Monday 2 March 2015

"In three decades Britain has quick-marched backwards in time by about 150 years".

EVERYBODY’S doing it, doing it, doing it, cheating the tax system and screwing it, screwing it — at least that’s what some fat cat tax avoiders reckon.
It’s not true of course, because the majority of British citizens have no ability whatsoever to influence the amount of tax they pay. They work hard for a living, get a fixed salary and have their income tax deducted without ever seeing the Queen’s face on the notes HMRC take.
When this columnist made his first attempts at writing it wasn’t just a very pleasant surprise that those efforts were deemed worthy of publication but that some people were also prepared to pay for them.
We are not talking celebrity columnist rates here but, even so, the very first thing to be done when the shock wore off was to go straight down to the tax office in Penrith (now closed) to find out how to pay income tax as a self-employed person.

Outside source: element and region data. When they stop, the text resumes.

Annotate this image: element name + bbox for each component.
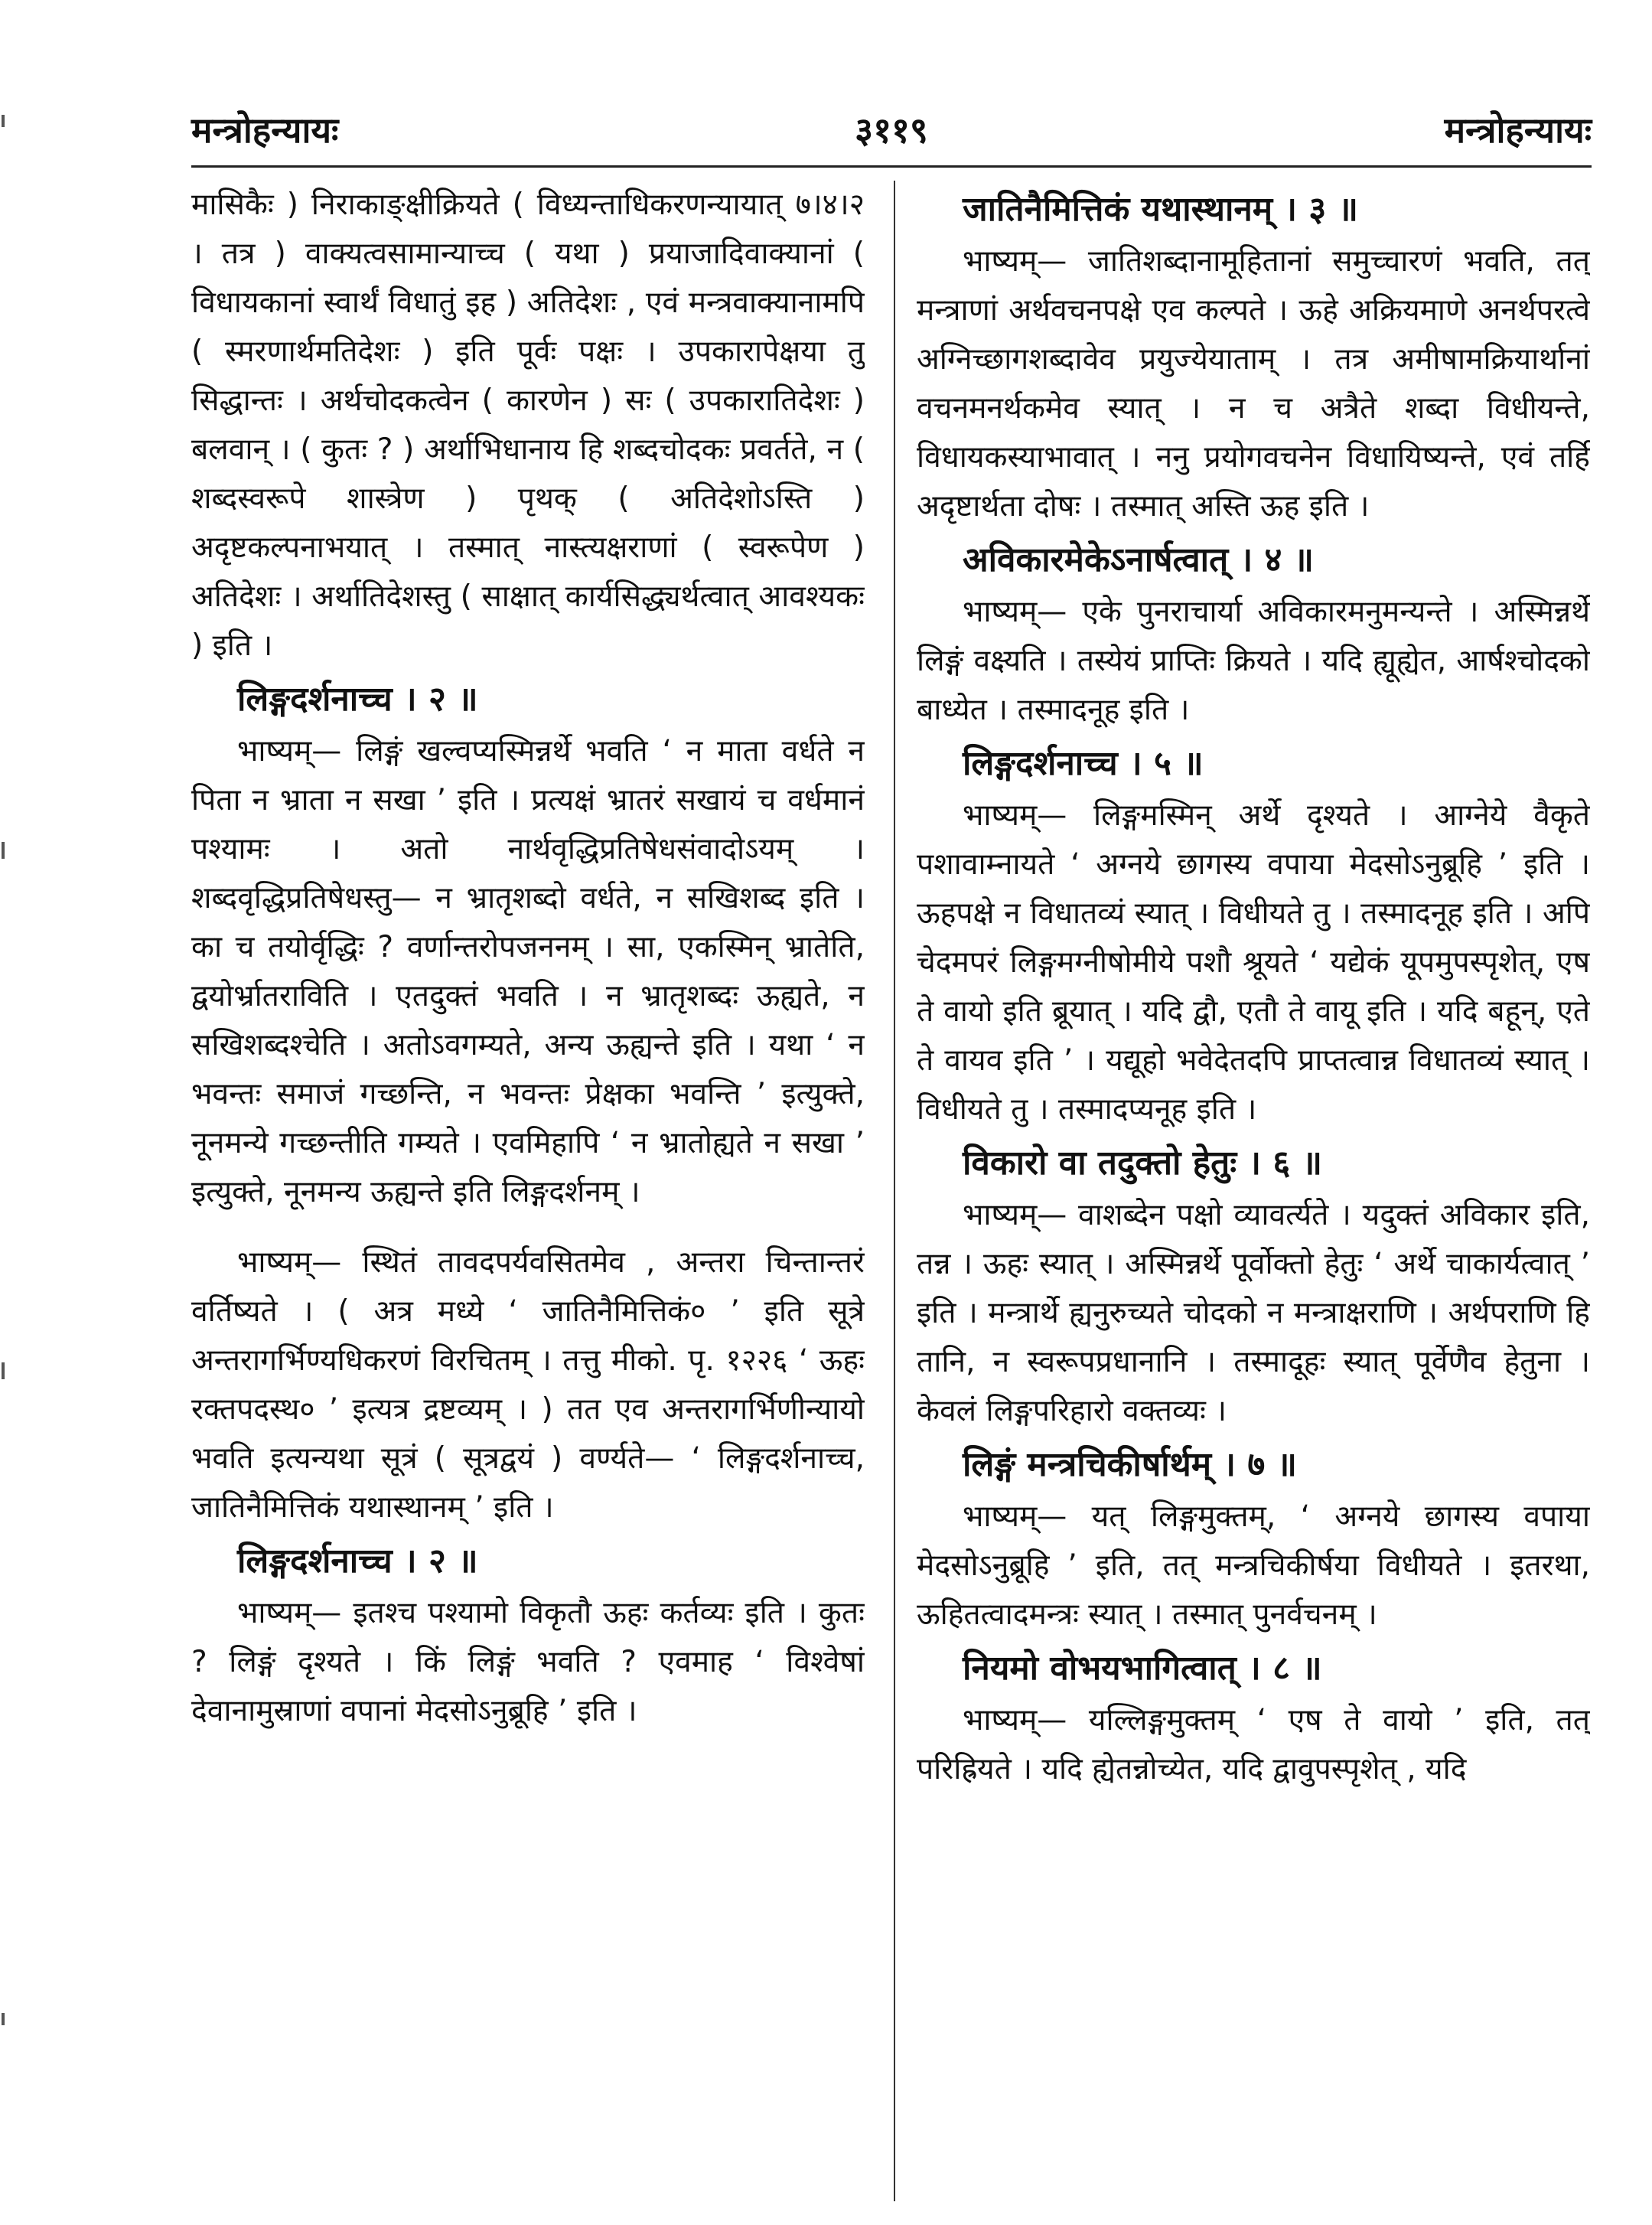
bhashya-paragraph: भाष्यम्— यत् लिङ्गमुक्तम्, ‘ अग्नये छागस्य वपाया मेदसोऽनुब्रूहि ’ इति, तत् मन्त्रचिकीर्षया विधीयते । इतरथा, ऊहितत्वादमन्त्रः स्यात् । तस्मात् पुनर्वचनम् । [917, 1499, 1590, 1632]
bhashya-paragraph: भाष्यम्— लिङ्गं खल्वप्यस्मिन्नर्थे भवति ‘ न माता वर्धते न पिता न भ्राता न सखा ’ इति । प्रत्यक्षं भ्रातरं सखायं च वर्धमानं पश्यामः । अतो नार्थवृद्धिप्रतिषेधसंवादोऽयम् । शब्दवृद्धिप्रतिषेधस्तु— न भ्रातृशब्दो वर्धते, न सखिशब्द इति । का च तयोर्वृद्धिः ? वर्णान्तरोपजननम् । सा, एकस्मिन् भ्रातेति, द्वयोर्भ्रातराविति । एतदुक्तं भवति । न भ्रातृशब्दः ऊह्यते, न सखिशब्दश्चेति । अतोऽवगम्यते, अन्य ऊह्यन्ते इति । यथा ‘ न भवन्तः समाजं गच्छन्ति, न भवन्तः प्रेक्षका भवन्ति ’ इत्युक्ते, नूनमन्ये गच्छन्तीति गम्यते । एवमिहापि ‘ न भ्रातोह्यते न सखा ’ इत्युक्ते, नूनमन्य ऊह्यन्ते इति लिङ्गदर्शनम् । [191, 734, 865, 1209]
running-title-right: मन्त्रोहन्यायः [1444, 109, 1592, 151]
sutra-heading: लिङ्गं मन्त्रचिकीर्षार्थम् । ७ ॥ [963, 1445, 1297, 1484]
bhashya-paragraph: भाष्यम्— स्थितं तावदपर्यवसितमेव , अन्तरा चिन्तान्तरं वर्तिष्यते । ( अत्र मध्ये ‘ जातिनैमित्तिकं० ’ इति सूत्रे अन्तरागर्भिण्यधिकरणं विरचितम् । तत्तु मीको. पृ. १२२६ ‘ ऊहः रक्तपदस्थ० ’ इत्यत्र द्रष्टव्यम् । ) तत एव अन्तरागर्भिणीन्यायो भवति इत्यन्यथा सूत्रं ( सूत्रद्वयं ) वर्ण्यते— ‘ लिङ्गदर्शनाच्च, जातिनैमित्तिकं यथास्थानम् ’ इति । [191, 1245, 865, 1525]
scan-edge-mark [2, 115, 5, 127]
page-header [191, 100, 1592, 161]
header-rule [191, 165, 1592, 168]
sutra-heading: लिङ्गदर्शनाच्च । २ ॥ [237, 1542, 478, 1581]
page-number: ३११९ [855, 109, 928, 151]
bhashya-paragraph: भाष्यम्— इतश्च पश्यामो विकृतौ ऊहः कर्तव्यः इति । कुतः ? लिङ्गं दृश्यते । किं लिङ्गं भवति ? एवमाह ‘ विश्वेषां देवानामुस्राणां वपानां मेदसोऽनुब्रूहि ’ इति । [191, 1596, 865, 1728]
sutra-heading: जातिनैमित्तिकं यथास्थानम् । ३ ॥ [963, 190, 1358, 229]
sutra-heading: लिङ्गदर्शनाच्च । ५ ॥ [963, 744, 1204, 783]
scan-edge-mark [2, 1362, 5, 1379]
bhashya-paragraph: भाष्यम्— लिङ्गमस्मिन् अर्थे दृश्यते । आग्नेये वैकृते पशावाम्नायते ‘ अग्नये छागस्य वपाया मेदसोऽनुब्रूहि ’ इति । ऊहपक्षे न विधातव्यं स्यात् । विधीयते तु । तस्मादनूह इति । अपि चेदमपरं लिङ्गमग्नीषोमीये पशौ श्रूयते ‘ यद्येकं यूपमुपस्पृशेत्, एष ते वायो इति ब्रूयात् । यदि द्वौ, एतौ ते वायू इति । यदि बहून्, एते ते वायव इति ’ । यद्यूहो भवेदेतदपि प्राप्तत्वान्न विधातव्यं स्यात् । विधीयते तु । तस्मादप्यनूह इति । [917, 798, 1590, 1127]
sutra-heading: विकारो वा तदुक्तो हेतुः । ६ ॥ [963, 1143, 1322, 1183]
bhashya-paragraph: भाष्यम्— जातिशब्दानामूहितानां समुच्चारणं भवति, तत् मन्त्राणां अर्थवचनपक्षे एव कल्पते । ऊहे अक्रियमाणे अनर्थपरत्वे अग्निच्छागशब्दावेव प्रयुज्येयाताम् । तत्र अमीषामक्रियार्थानां वचनमनर्थकमेव स्यात् । न च अत्रैते शब्दा विधीयन्ते, विधायकस्याभावात् । ननु प्रयोगवचनेन विधायिष्यन्ते, एवं तर्हि अदृष्टार्थता दोषः । तस्मात् अस्ति ऊह इति । [917, 244, 1590, 524]
scan-edge-mark [2, 2013, 5, 2025]
sutra-heading: लिङ्गदर्शनाच्च । २ ॥ [237, 680, 478, 719]
running-title-left: मन्त्रोहन्यायः [191, 109, 339, 151]
bhashya-paragraph: भाष्यम्— एके पुनराचार्या अविकारमनुमन्यन्ते । अस्मिन्नर्थे लिङ्गं वक्ष्यति । तस्येयं प्राप्तिः क्रियते । यदि ह्यूह्येत, आर्षश्चोदको बाध्येत । तस्मादनूह इति । [917, 595, 1590, 727]
left-column [191, 181, 865, 2201]
sutra-heading: अविकारमेकेऽनार्षत्वात् । ४ ॥ [963, 540, 1315, 579]
column-divider [894, 181, 895, 2201]
scan-edge-mark [2, 842, 5, 859]
bhashya-paragraph: भाष्यम्— वाशब्देन पक्षो व्यावर्त्यते । यदुक्तं अविकार इति, तन्न । ऊहः स्यात् । अस्मिन्नर्थे पूर्वोक्तो हेतुः ‘ अर्थे चाकार्यत्वात् ’ इति । मन्त्रार्थे ह्यनुरुच्यते चोदको न मन्त्राक्षराणि । अर्थपराणि हि तानि, न स्वरूपप्रधानानि । तस्मादूहः स्यात् पूर्वेणैव हेतुना । केवलं लिङ्गपरिहारो वक्तव्यः । [917, 1198, 1590, 1428]
right-column [917, 181, 1590, 2201]
commentary-paragraph: मासिकैः ) निराकाङ्क्षीक्रियते ( विध्यन्ताधिकरणन्यायात् ७।४।२ । तत्र ) वाक्यत्वसामान्याच्च ( यथा ) प्रयाजादिवाक्यानां ( विधायकानां स्वार्थं विधातुं इह ) अतिदेशः , एवं मन्त्रवाक्यानामपि ( स्मरणार्थमतिदेशः ) इति पूर्वः पक्षः । उपकारापेक्षया तु सिद्धान्तः । अर्थचोदकत्वेन ( कारणेन ) सः ( उपकारातिदेशः ) बलवान् । ( कुतः ? ) अर्थाभिधानाय हि शब्दचोदकः प्रवर्तते, न ( शब्दस्वरूपे शास्त्रेण ) पृथक् ( अतिदेशोऽस्ति ) अदृष्टकल्पनाभयात् । तस्मात् नास्त्यक्षराणां ( स्वरूपेण ) अतिदेशः । अर्थातिदेशस्तु ( साक्षात् कार्यसिद्ध्यर्थत्वात् आवश्यकः ) इति । [191, 188, 865, 663]
sutra-heading: नियमो वोभयभागित्वात् । ८ ॥ [963, 1649, 1322, 1688]
bhashya-paragraph: भाष्यम्— यल्लिङ्गमुक्तम् ‘ एष ते वायो ’ इति, तत् परिह्रियते । यदि ह्येतन्नोच्येत, यदि द्वावुपस्पृशेत् , यदि [917, 1703, 1590, 1786]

I also elected to pay national insurance because I have always been a law-abiding citizen and because, even though the amounts are very small, I thought it was the right thing to do, and I am also a fool.

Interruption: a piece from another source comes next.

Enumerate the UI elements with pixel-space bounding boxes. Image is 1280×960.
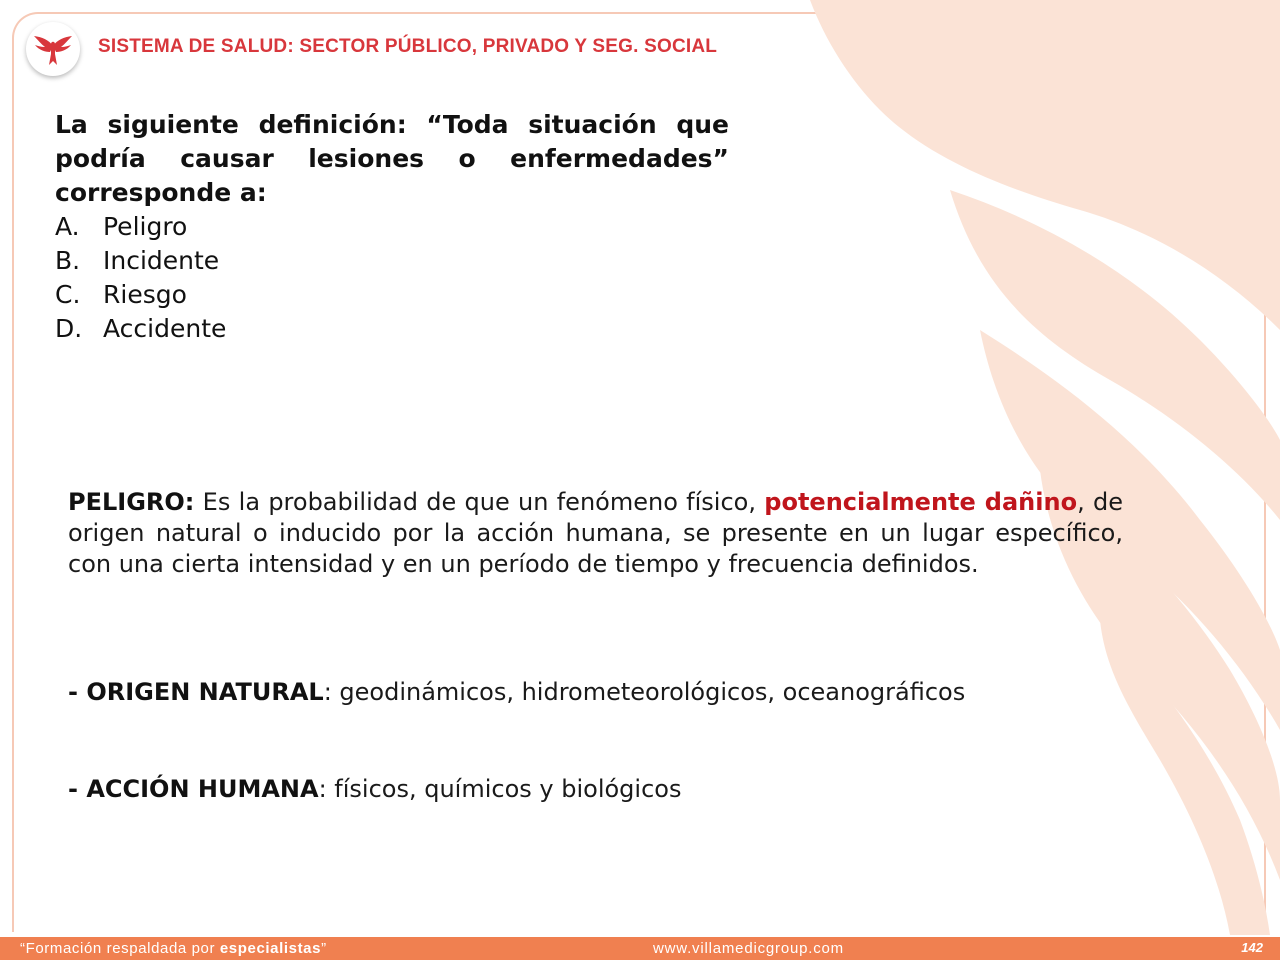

Every January I go through the tedious and stressful process of self-assessment under the highly publicised threat that if I am late there will be an automatic penalty of £100, and if I get it wrong they, the HMRC hit-men, will be coming for me because, as they like to remind me, we know where you live.
In effect all the writing I do during November, December and January is for the government, so those readers who think my attacks on the government and politicians are particularly vindictive during those months now know why.
Meanwhile, HSBC bank has published an apology to customers and staff for setting up a Swiss branch specifically to help more than a thousand of its richest clients avoid paying UK tax. I am a long-standing customer of HSBC and I do not accept its empty apology just as I never accepted meaningless apologies from students when I was teaching simply because the deputy head said I had to and also because the kids thought it was the easy option to apologise and walk away smirking.
Sir believed in justice then just as he does now. Laws and rules, including tax rules, should be fair and just and apply to everyone equally, no matter who they are or how rich or famous they are, which is something our establishment seems to have lost sight of.
This whole tax avoidance thing is not really the issue. It is just a symptom of a much bigger problem which has infected and is corrupting society. In three decades Britain has quick-marched backwards in time by about 150 years.
The world that my grandfather and Winston Churchill were both born into within a few years of each other is, in many respects, back after a brief period of dormancy in the 1960s and 70s.
For 30 years we have praised, admired and looked up to the “wealth makers” as David Cameron likes to call them and believed they deserved every hard-earned million pounds they added to their vast fortunes. Grateful governments knighted them and stuck them in the House of Lords and nodded when The Sun wrote that it was perfectly understandable when they skipped the country to avoid paying tax to those horrible Labour governments.
In worshipping mammon we have succeeded in breeding a new “upper” class of people including thousands of vastly overpaid but talentless celebs, very mediocre soccer players and “entrepreneurs”, some who have turned out to be little more than tax-cheating gangsters. Unlike the old upper class this bunch have no sense of duty or responsibility. They think only of themselves, their wealth and their importance and we have allowed this nouveau riche to think they are the special ones who can do whatever they like.
It is not entirely their fault. In a sense it is ours because our governments, whom we are supposed to control, have sucked up to business and in doing so have trodden on the rights and bargaining powers of workers, which has all helped create this view that some people are above the law and that paying tax is for mugs and little people.
Well, I’m a mug but I’m a mug in whom revolution burns. I’d make these leeches dig ditches for a couple of years, on the minimum wage, of course, and see how they like joining in the way lots of “mugs” don’t even earn enough to pay tax.